So I'm taking the last of my undergrad history courses right now, and one of the books that my professor assigned us is Adam Hochschild's Bury the Chains. We're six chapters in, and so far, Hochschild has centered British abolitionists (primarily Thomas Clarkson) in his accounting of the outlawing of the slave trade in England (I phrase it that way because we all, I assume, know that slavery itself didn't go anywhere after 1833).
Now, I might not be the best read Marxist, but I know enough to be skeptical of any claims of significant historical events being driven by the energy and moral force of "great" individuals rather than the ebb and flow of material reality, a claim Hochschild is definitely making here. He even quotes Emerson in saying "An institution is the lengthened shadow of one man."
Well! I couldn't let that nonsense go unargued, and since lambasting my professor would do no good, I'm here to ask if anybody happens to know the actual reasons the slave trade was outlawed, beyond vagaries about the industrial revolution and wage slavery. Gimme the real nuts and bolts.
That was probably it, right? Experience with factories showed that you could work people to death for a pittance, AND make it their problem to feed and clothe themselves.

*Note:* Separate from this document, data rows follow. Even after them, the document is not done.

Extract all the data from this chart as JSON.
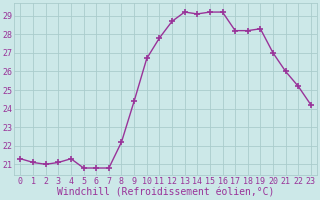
{
  "x": [
    0,
    1,
    2,
    3,
    4,
    5,
    6,
    7,
    8,
    9,
    10,
    11,
    12,
    13,
    14,
    15,
    16,
    17,
    18,
    19,
    20,
    21,
    22,
    23
  ],
  "y": [
    21.3,
    21.1,
    21.0,
    21.1,
    21.3,
    20.8,
    20.8,
    20.8,
    22.2,
    24.4,
    26.7,
    27.8,
    28.7,
    29.2,
    29.1,
    29.2,
    29.2,
    28.2,
    28.2,
    28.3,
    27.0,
    26.0,
    25.2,
    24.2
  ],
  "line_color": "#993399",
  "marker": "+",
  "marker_size": 4,
  "marker_lw": 1.2,
  "bg_color": "#cce8e8",
  "grid_color": "#aacccc",
  "xlabel": "Windchill (Refroidissement éolien,°C)",
  "xlabel_fontsize": 7,
  "ytick_labels": [
    "21",
    "22",
    "23",
    "24",
    "25",
    "26",
    "27",
    "28",
    "29"
  ],
  "ytick_values": [
    21,
    22,
    23,
    24,
    25,
    26,
    27,
    28,
    29
  ],
  "ylim": [
    20.4,
    29.7
  ],
  "xlim": [
    -0.5,
    23.5
  ],
  "xtick_labels": [
    "0",
    "1",
    "2",
    "3",
    "4",
    "5",
    "6",
    "7",
    "8",
    "9",
    "10",
    "11",
    "12",
    "13",
    "14",
    "15",
    "16",
    "17",
    "18",
    "19",
    "20",
    "21",
    "22",
    "23"
  ],
  "tick_fontsize": 6,
  "tick_color": "#993399",
  "line_width": 1.0
}
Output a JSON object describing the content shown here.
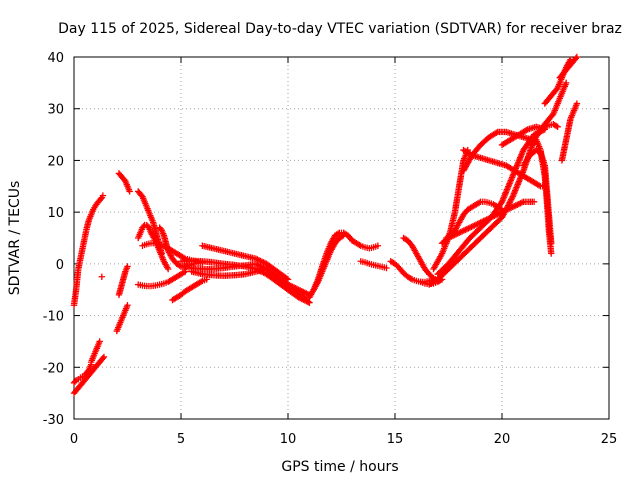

The market had cooled off - enslaved populations were big enough in the New World to sustain themselves, which is why they felt comfortable banning the trade (but not the practice) decades earlier. Slavery wasn't popular at home with religious folks, and there was an expensive revolt in Jamaica that was probably the proximate cause. They had new sources of cheap labor in India that they could export to the colonies (see: Trinidad) under the wage model. So by that point there wasn't any reason to keep it.
I could've phrased that better, what I meant was I know those were the culprits, but I was hoping to pick this comm's brains for details. Which you've just provided a bit of, so thank you!